Her answer was hardly more than a whisper. “What greater harm than to take me back? You’ll return me to my death.”

“No, not to your death. Sarkia has better plans for you. She told me so when she sent me. You please her, even in rebellion; she likes your strength.”

“You don’t know what they did to me.”

“The Tigers, you mean. I know. And Idri’s been sent away, months since, to other tasks elsewhere. Sarkia intends to train you in the duties Idri did for her, as her personal aide.”

Idri’s duties! At the sight of Tomm, Varia had given up, but to do the work that Idri had done? Her will took new strength. “What has the Sisterhood ever given you?” she asked.

His expression didn’t change. “Life,” he said. “And the hunt.”

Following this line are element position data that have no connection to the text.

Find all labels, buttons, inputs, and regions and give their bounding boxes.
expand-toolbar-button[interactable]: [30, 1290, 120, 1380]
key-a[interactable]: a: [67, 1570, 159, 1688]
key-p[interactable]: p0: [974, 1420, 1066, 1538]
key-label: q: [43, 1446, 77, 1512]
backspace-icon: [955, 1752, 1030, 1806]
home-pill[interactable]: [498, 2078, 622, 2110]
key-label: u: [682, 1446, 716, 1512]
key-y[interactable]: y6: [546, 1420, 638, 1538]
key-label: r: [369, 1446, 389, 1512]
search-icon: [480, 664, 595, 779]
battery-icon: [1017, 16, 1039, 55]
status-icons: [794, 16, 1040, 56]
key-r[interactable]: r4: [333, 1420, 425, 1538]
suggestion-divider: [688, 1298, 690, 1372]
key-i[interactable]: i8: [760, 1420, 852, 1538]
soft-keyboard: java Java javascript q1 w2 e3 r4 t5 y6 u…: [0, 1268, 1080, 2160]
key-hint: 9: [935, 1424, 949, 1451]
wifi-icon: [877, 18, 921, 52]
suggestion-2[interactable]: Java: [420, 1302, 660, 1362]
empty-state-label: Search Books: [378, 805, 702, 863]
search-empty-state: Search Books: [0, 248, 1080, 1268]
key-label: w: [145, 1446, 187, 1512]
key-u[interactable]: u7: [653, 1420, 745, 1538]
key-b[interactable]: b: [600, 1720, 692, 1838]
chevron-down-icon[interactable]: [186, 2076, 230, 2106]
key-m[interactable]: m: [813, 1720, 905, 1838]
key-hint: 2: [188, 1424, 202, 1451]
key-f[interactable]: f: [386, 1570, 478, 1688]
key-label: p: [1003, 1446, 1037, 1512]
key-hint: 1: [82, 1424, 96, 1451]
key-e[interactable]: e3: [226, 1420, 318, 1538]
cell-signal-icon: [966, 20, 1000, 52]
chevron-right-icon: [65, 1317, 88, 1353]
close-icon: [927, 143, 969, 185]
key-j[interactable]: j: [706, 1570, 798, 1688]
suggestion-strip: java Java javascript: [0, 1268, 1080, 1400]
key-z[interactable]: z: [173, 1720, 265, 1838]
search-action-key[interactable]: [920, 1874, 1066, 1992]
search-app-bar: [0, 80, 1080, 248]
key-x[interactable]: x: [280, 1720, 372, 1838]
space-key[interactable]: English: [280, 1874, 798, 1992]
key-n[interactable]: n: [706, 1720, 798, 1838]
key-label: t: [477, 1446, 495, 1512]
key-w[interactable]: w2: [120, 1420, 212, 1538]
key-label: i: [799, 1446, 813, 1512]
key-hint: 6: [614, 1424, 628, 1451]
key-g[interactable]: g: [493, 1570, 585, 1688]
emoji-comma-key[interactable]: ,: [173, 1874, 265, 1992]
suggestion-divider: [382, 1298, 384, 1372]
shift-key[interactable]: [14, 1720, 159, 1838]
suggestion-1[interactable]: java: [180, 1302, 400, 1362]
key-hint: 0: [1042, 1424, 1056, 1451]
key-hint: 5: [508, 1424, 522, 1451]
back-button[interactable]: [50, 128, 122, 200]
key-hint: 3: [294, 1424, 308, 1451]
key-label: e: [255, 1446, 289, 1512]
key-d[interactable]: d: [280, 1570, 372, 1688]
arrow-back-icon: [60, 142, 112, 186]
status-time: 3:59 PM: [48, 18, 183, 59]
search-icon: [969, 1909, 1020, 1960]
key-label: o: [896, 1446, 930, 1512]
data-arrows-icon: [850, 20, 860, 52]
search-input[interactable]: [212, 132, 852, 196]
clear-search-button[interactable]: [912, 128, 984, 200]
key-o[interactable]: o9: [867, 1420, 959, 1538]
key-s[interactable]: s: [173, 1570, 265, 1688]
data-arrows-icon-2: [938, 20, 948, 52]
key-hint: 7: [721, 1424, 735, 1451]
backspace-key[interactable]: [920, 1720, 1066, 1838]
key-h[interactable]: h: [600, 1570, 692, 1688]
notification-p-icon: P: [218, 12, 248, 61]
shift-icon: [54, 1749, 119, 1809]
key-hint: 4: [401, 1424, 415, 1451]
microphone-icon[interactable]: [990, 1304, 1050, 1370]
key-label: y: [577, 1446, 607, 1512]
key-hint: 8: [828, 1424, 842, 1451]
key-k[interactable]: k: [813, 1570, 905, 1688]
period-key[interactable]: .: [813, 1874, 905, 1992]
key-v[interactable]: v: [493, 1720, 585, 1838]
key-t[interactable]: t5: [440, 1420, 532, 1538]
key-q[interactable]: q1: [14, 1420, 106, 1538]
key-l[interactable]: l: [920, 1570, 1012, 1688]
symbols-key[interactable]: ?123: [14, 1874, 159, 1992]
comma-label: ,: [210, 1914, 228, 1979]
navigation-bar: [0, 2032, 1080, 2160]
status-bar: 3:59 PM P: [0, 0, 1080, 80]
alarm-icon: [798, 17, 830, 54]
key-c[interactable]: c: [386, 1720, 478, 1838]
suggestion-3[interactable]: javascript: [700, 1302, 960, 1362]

The hunt? Yes, that would be it. “Have you ever thought of leaving? There’s work anywhere for a man with your abilities. What chains does the Sisterhood have on you?”

He didn’t answer at once. Then, “Without the Sisterhood, the ylver will someday conquer the Rude Lands, to command whatever tribute they want. To see the girls and women raped, and punish those who displease them.”

It seemed to Varia that he recited, rather than speaking spontaneously. “And what did the Dynast have done to me? I was raped more than any Sister at Ferny Cove, my punishment for displeasing Idri and Sarkia.